Trans man sues hospital for refusing to perform ‘medically necessary’ hysterectomy on him
A trans man is suing a hospital that refused to give him a “medically necessary” hysterectomy recommended as part of his gender-affirming treatment plan.
Baltimore man Jesse Hammons was scheduled to undergo the common surgery at the University of Maryland St. Joseph Medical Centre (UMMS) in January, but the hospital cancelled the procedure a week beforehand.
According to the lawsuit, hospital administrators told Hammons that he couldn’t receive his treatment at the hospital because it would violate Catholic doctrine.
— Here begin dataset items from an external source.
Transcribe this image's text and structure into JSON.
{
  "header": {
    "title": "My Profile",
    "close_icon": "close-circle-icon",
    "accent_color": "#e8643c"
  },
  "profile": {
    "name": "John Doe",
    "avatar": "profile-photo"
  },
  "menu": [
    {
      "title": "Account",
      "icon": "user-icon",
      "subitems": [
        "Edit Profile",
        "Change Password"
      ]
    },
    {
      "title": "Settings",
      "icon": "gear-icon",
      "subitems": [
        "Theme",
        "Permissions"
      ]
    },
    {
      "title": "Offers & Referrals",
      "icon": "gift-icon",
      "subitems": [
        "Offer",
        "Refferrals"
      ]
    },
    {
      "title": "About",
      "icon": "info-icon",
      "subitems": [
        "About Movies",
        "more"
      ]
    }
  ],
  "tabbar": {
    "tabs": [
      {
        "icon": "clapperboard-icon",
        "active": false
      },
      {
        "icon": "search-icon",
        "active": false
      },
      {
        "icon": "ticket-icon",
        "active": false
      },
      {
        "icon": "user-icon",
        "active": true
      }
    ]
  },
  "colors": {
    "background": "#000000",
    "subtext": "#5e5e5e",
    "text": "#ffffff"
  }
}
The facility previously operated as a Catholic hospital until it was purchased by University of Maryland Medical System in 2012.
“I was shocked when I learned that the hospital cancelled my surgery just because I am transgender,” Hammons told the ACLU.
“The hospital will perform hysterectomies for everyone else, but they did not think that my life, as a man who is transgender, is equally worthy of protection.
“While no one should be turned away from health care because of who they are, the fact that this institution is part of the University of Maryland Medical System makes it particularly painful.”
Hammons’ treating physicians recommended the hysterectomy as a “medically necessary” treatment for his gender dysphoria, but the hospital decided that gender dysphoria did not qualify as a sufficient medical reason to authorise the procedure.
Catholic health care organisations aren’t permitted to participate in or cooperate with “actions that are intrinsically immoral, such as abortion, euthanasia, assisted suicide, and direct sterilisation,” but as the facility is now government-run it can no longer deny medical care based on religious beliefs.
“The government has no business running a religious hospital,” said senior staff attorney Joshua Block with the ACLU LGBT & HIV Project.
“The Supreme Court has been clear that a government-controlled corporation like UMMS must comply with the Constitution.
“A governmental entity cannot deny medical care based on religious beliefs, and it cannot discriminate against transgender people by denying them health care that is available to everyone else.”
As the hospital regularly performs hysterectomies for cis patients with medical conditions, the lawsuit argues that UMMS discriminated against Hammons by denying him medical care on the basis of his gender identity.
As a result Hammons’ hysterectomy was delayed by about six months, causing him to spend more money on an additional round of preoperative tests.
He was also forced to carry the “stress and anxiety of having to mentally prepare himself for the surgery all over again,” the lawsuit states.
In a statement to the Union Bulletin UMMS declined to comment on specifics of the case, citing patient privacy, but said St. Joseph does not discriminate nor treat any patient differently on the basis of race, colour, national origin, age, disability or sexual orientation.
“The health and safety of our patients is, and always will be, our highest priority,” officials said.